Chicken Tenders are so much better than McNuggets! Why would you even torture your children with such rubble, convenience? Shame on you! Though I can relate to the quick stroll through a drive through, I just can’t feed my children crap anymore. In fact the only reason I’m redoing my fried chicken recipe here with you today, other than it’s fantastic, is because of the constant controversy and up roar Micky D’s is always in. A franchise that size shouldn’t be under that much scrutiny and proverbial gun fire if there truly wasn’t anything wrong with their food. It’s sad. I’ve always liked McDonald’s, enough anyway. I’m not that picky when it comes to a burger joint though. I’ll hit them all. But now with GMO’s added to the conspiracy theories, how can we trust any major franchise to make our food?
Chicken Tenders are so easy to make and as always, they taste delicious.

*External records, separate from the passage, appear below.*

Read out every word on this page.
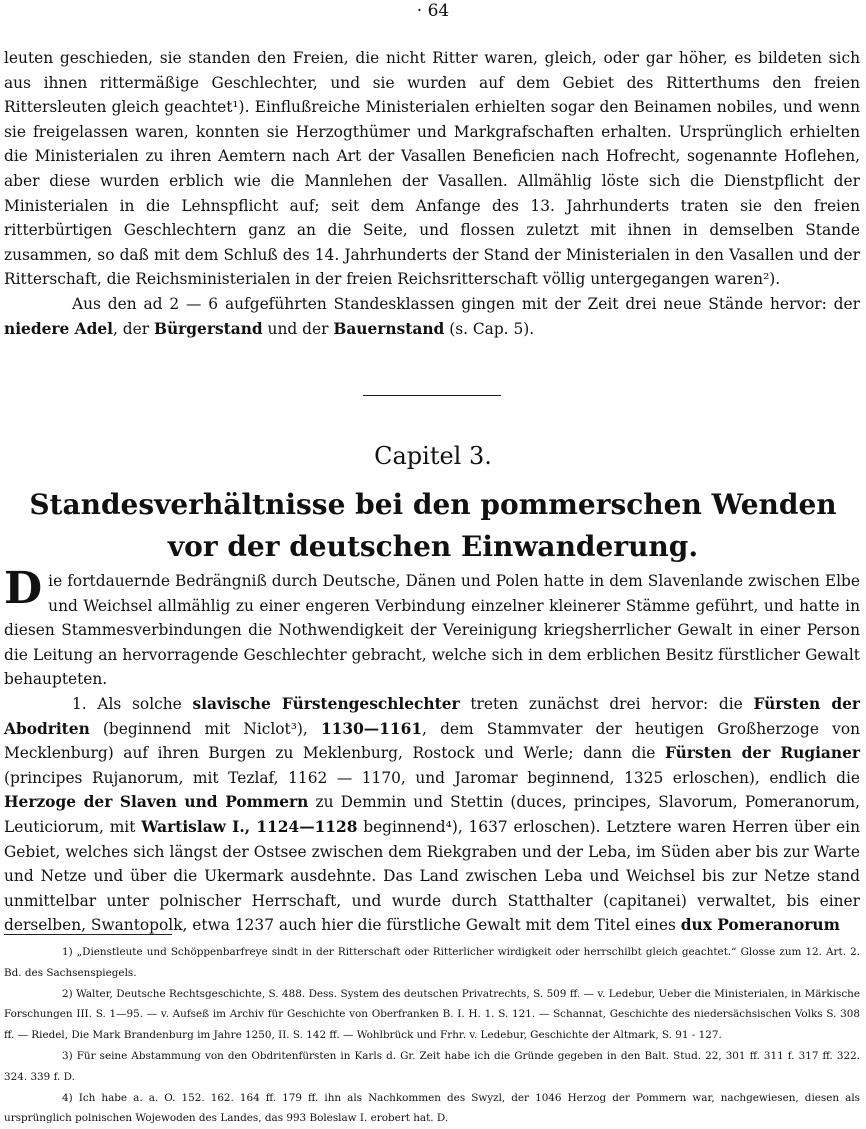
· 64

leuten geschieden, sie standen den Freien, die nicht Ritter waren, gleich, oder gar höher, es bildeten sich aus ihnen rittermäßige Geschlechter, und sie wurden auf dem Gebiet des Ritterthums den freien Rittersleuten gleich geachtet¹). Einflußreiche Ministerialen erhielten sogar den Beinamen nobiles, und wenn sie freigelassen waren, konnten sie Herzogthümer und Markgrafschaften erhalten. Ursprünglich erhielten die Ministerialen zu ihren Aemtern nach Art der Vasallen Beneficien nach Hofrecht, sogenannte Hoflehen, aber diese wurden erblich wie die Mannlehen der Vasallen. Allmählig löste sich die Dienstpflicht der Ministerialen in die Lehnspflicht auf; seit dem Anfange des 13. Jahrhunderts traten sie den freien ritterbürtigen Geschlechtern ganz an die Seite, und flossen zuletzt mit ihnen in demselben Stande zusammen, so daß mit dem Schluß des 14. Jahrhunderts der Stand der Ministerialen in den Vasallen und der Ritterschaft, die Reichsministerialen in der freien Reichsritterschaft völlig untergegangen waren²).

Aus den ad 2 — 6 aufgeführten Standesklassen gingen mit der Zeit drei neue Stände hervor: der niedere Adel, der Bürgerstand und der Bauernstand (s. Cap. 5).

Capitel 3.
Standesverhältnisse bei den pommerschen Wenden vor der deutschen Einwanderung.

Die fortdauernde Bedrängniß durch Deutsche, Dänen und Polen hatte in dem Slavenlande zwischen Elbe und Weichsel allmählig zu einer engeren Verbindung einzelner kleinerer Stämme geführt, und hatte in diesen Stammesverbindungen die Nothwendigkeit der Vereinigung kriegsherrlicher Gewalt in einer Person die Leitung an hervorragende Geschlechter gebracht, welche sich in dem erblichen Besitz fürstlicher Gewalt behaupteten.

1. Als solche slavische Fürstengeschlechter treten zunächst drei hervor: die Fürsten der Abodriten (beginnend mit Niclot³), 1130—1161, dem Stammvater der heutigen Großherzoge von Mecklenburg) auf ihren Burgen zu Meklenburg, Rostock und Werle; dann die Fürsten der Rugianer (principes Rujanorum, mit Tezlaf, 1162 — 1170, und Jaromar beginnend, 1325 erloschen), endlich die Herzoge der Slaven und Pommern zu Demmin und Stettin (duces, principes, Slavorum, Pomeranorum, Leuticiorum, mit Wartislaw I., 1124—1128 beginnend⁴), 1637 erloschen). Letztere waren Herren über ein Gebiet, welches sich längst der Ostsee zwischen dem Riekgraben und der Leba, im Süden aber bis zur Warte und Netze und über die Ukermark ausdehnte. Das Land zwischen Leba und Weichsel bis zur Netze stand unmittelbar unter polnischer Herrschaft, und wurde durch Statthalter (capitanei) verwaltet, bis einer derselben, Swantopolk, etwa 1237 auch hier die fürstliche Gewalt mit dem Titel eines dux Pomeranorum

1) „Dienstleute und Schöppenbarfreye sindt in der Ritterschaft oder Ritterlicher wirdigkeit oder herrschilbt gleich geachtet.“ Glosse zum 12. Art. 2. Bd. des Sachsenspiegels.

2) Walter, Deutsche Rechtsgeschichte, S. 488. Dess. System des deutschen Privatrechts, S. 509 ff. — v. Ledebur, Ueber die Ministerialen, in Märkische Forschungen III. S. 1—95. — v. Aufseß im Archiv für Geschichte von Oberfranken B. I. H. 1. S. 121. — Schannat, Geschichte des niedersächsischen Volks S. 308 ff. — Riedel, Die Mark Brandenburg im Jahre 1250, II. S. 142 ff. — Wohlbrück und Frhr. v. Ledebur, Geschichte der Altmark, S. 91 - 127.

3) Für seine Abstammung von den Obdritenfürsten in Karls d. Gr. Zeit habe ich die Gründe gegeben in den Balt. Stud. 22, 301 ff. 311 f. 317 ff. 322. 324. 339 f. D.

4) Ich habe a. a. O. 152. 162. 164 ff. 179 ff. ihn als Nachkommen des Swyzl, der 1046 Herzog der Pommern war, nachgewiesen, diesen als ursprünglich polnischen Wojewoden des Landes, das 993 Boleslaw I. erobert hat. D.
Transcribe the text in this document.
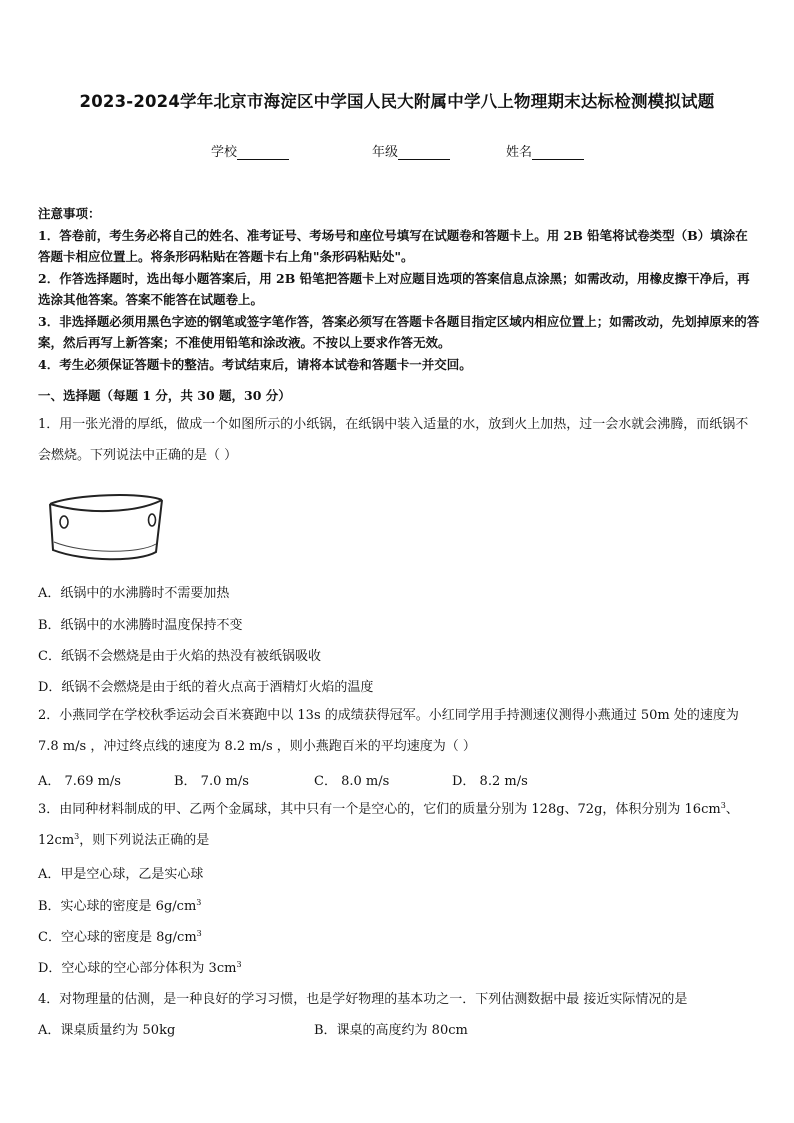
2023-2024学年北京市海淀区中学国人民大附属中学八上物理期末达标检测模拟试题
学校	年级	姓名

注意事项：

1．答卷前，考生务必将自己的姓名、准考证号、考场号和座位号填写在试题卷和答题卡上。用 2B 铅笔将试卷类型（B）填涂在答题卡相应位置上。将条形码粘贴在答题卡右上角"条形码粘贴处"。

2．作答选择题时，选出每小题答案后，用 2B 铅笔把答题卡上对应题目选项的答案信息点涂黑；如需改动，用橡皮擦干净后，再选涂其他答案。答案不能答在试题卷上。

3．非选择题必须用黑色字迹的钢笔或签字笔作答，答案必须写在答题卡各题目指定区域内相应位置上；如需改动，先划掉原来的答案，然后再写上新答案；不准使用铅笔和涂改液。不按以上要求作答无效。

4．考生必须保证答题卡的整洁。考试结束后，请将本试卷和答题卡一并交回。

一、选择题（每题 1 分，共 30 题，30 分）
1．用一张光滑的厚纸，做成一个如图所示的小纸锅，在纸锅中装入适量的水，放到火上加热，过一会水就会沸腾，而纸锅不会燃烧。下列说法中正确的是（ ）
A．纸锅中的水沸腾时不需要加热
B．纸锅中的水沸腾时温度保持不变
C．纸锅不会燃烧是由于火焰的热没有被纸锅吸收
D．纸锅不会燃烧是由于纸的着火点高于酒精灯火焰的温度
2．小燕同学在学校秋季运动会百米赛跑中以 13s 的成绩获得冠军。小红同学用手持测速仪测得小燕通过 50m 处的速度为 7.8 m/s ，冲过终点线的速度为 8.2 m/s ，则小燕跑百米的平均速度为（ ）
A． 7.69 m/s	B． 7.0 m/s	C． 8.0 m/s	D． 8.2 m/s
3．由同种材料制成的甲、乙两个金属球，其中只有一个是空心的，它们的质量分别为 128g、72g，体积分别为 $16cm^3$、$12cm^3$，则下列说法正确的是
A．甲是空心球，乙是实心球
B．实心球的密度是 $6g/cm^3$
C．空心球的密度是 $8g/cm^3$
D．空心球的空心部分体积为 $3cm^3$
4．对物理量的估测，是一种良好的学习习惯，也是学好物理的基本功之一．下列估测数据中最 接近实际情况的是
A．课桌质量约为 50kg	B．课桌的高度约为 80cm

So step into my office, and let’s once again nail down another easy gourmet recipe!
Chicken Tenders Ingredients:
1 chicken breast
1 cup of flour
1 tbsp crab boil seasoning
1 tsp sage
1 tsp thyme
1 tsp oregano
1/2 tsp cumin
1 tbsp black pepper
1/4 cup Whipping Cream
Peanut oil for frying
Cut the chicken breast into 3/8 inch slices
Mix all dry ingredients together in a bowl
Whisk the egg and whipping cream together
Coat the chicken first in the dry ingredients then in the egg wash and back in the dry ingredients again.
Fry at 375 degrees until the chicken tenders float to the top and turn golden brown.